On the other side of the country, UBC is determined to send 30 per cent of undergrads on international exchanges within two years, up from about 14 per cent now. “It’s our belief that we need to provide students with the opportunities to understand who we are in a global context, to understand their discipline in different places, to build their own international networks, to challenge themselves beyond their comfort zones and to experience who they are and how they see the world,” says Katherine Beaumont, director of UBC’s Go Global office.
But some practical concerns are preventing students from rushing to the airport. Often, they are afraid they will be left behind when they return from an overseas placement, and in the past, that was often the case. To ensure exchange students are able to graduate on time, universities sign agreements with foreign schools that mean the credits you accrue overseas count toward your degree back home. It can be a little trickier for students in applied programs like law and engineering, but that’s changing, too. The five courses Edgcumbe took at IIT, for instance, all counted toward his UBC degree; one even used the same textbook as the equivalent course back home.
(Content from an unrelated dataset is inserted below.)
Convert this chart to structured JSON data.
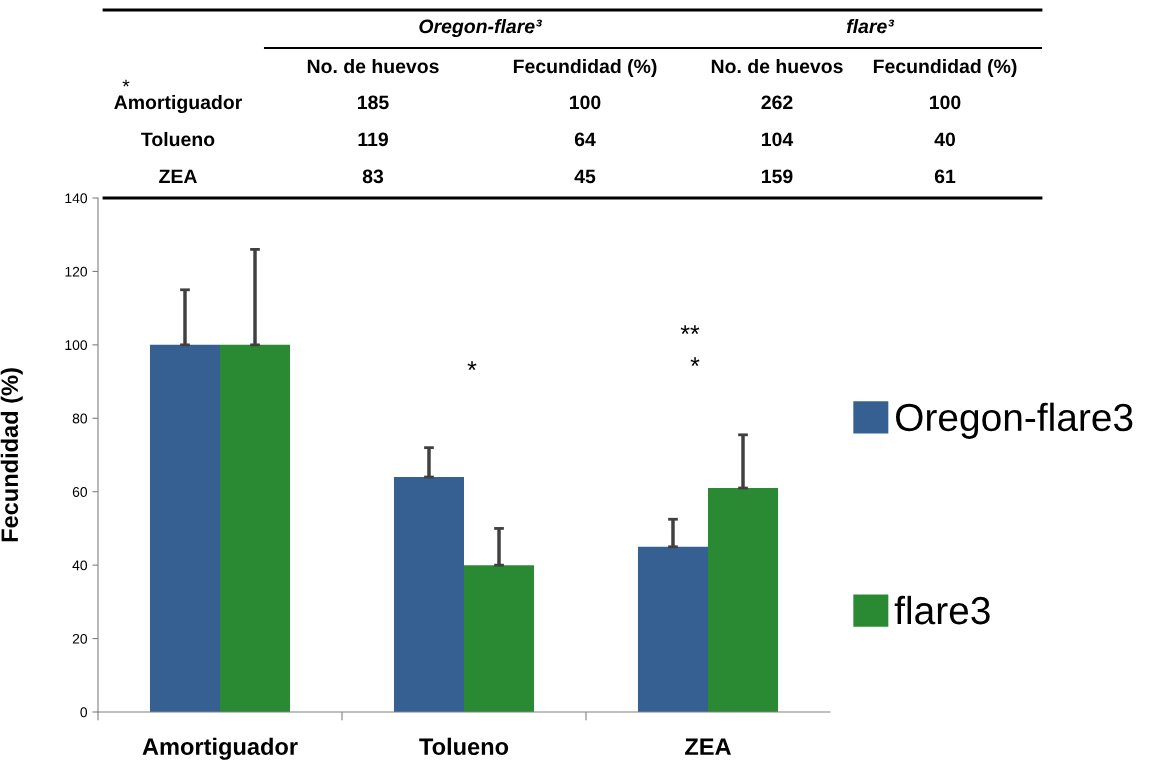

Money – or, rather, the lack thereof – is another potential hurdle. Exchange students generally pay regular tuition to their home school, but they’re still expected to cover their flight and living expenses abroad. And though a federally commissioned report released in mid-August recommends funding 50,000 students each year to study abroad, federal grants are, as of now, virtually non-existent. (Compare that to Brazil, which in 2010 committed $2-billion to send 100,000 science students abroad over four years, all expenses paid, and recently earmarked an additional $2-billion to send 75,000 more.) The good news is that many universities try to defray at least some of the costs for study-abroad students. UBC offers grants of $1,000; Mount Allison will cover up to $5,000.
Edgcumbe (who is now in his second year of grad school, working on both a medical degree and a PhD in biomedical engineering) brushes aside such concerns. Sure, it will cost you, but an exchange will pay dividends later on. When he returned from his stint in India, he immediately landed a job with
Globalink, welcoming Indian exchange students to the UBC campus. When he got a phone call saying he’d landed a coveted interview at Stanford University – tantamount to being accepted into the school’s graduate program – the first thing the professor asked about was his Indian experience. Edgcumbe also received two hefty scholarships, one of them for emerging leaders, and was one of five students in the province to interview for the Rhodes scholarship.
“What it comes down to,” explains the future Dr. Edgcumbe, “is that there is very little opportunity cost and a tremendous opportunity gain.”
Two students' experiences
Engineering Physics, University of British Columbia, Indian Institute of Technology, Delhi, 2009
The pitch: “It’s an opportunity to arrive in a new place, to meet new people and to see how the same curriculum is delivered in a different country. It’s also an opportunity to travel, and there’s just so much more flexibility as a student than as an employee, because you’re going to be living there, as opposed to arriving there for two weeks. Beyond the 15 or 20 hours of classes you have to attend, you are the master of your own schedule.”
Highlight: “Staying for three days in an Indian family home in Jaipur with my classmate Utkarsh. We shared home-cooked meals, visited with many of his family members, went on a hike to the Choolgiri Jain Temple, and celebrated Holi with Utkarsh’s neighbours and extended family. Other travel highlights included a week-long trip through Rajasthan and a two-day desert camel safari near Jaisalmer with seven IIT exchange students. Of course, no trip to India is complete without attending an Indian wedding. It was a three-day event with 800 guests. That was a party to remember.”
Caveat: “It’s a very different teaching style in India. There’s a lot more talk-and-chalk: The teacher comes in, talks and writes on the board, then leaves.”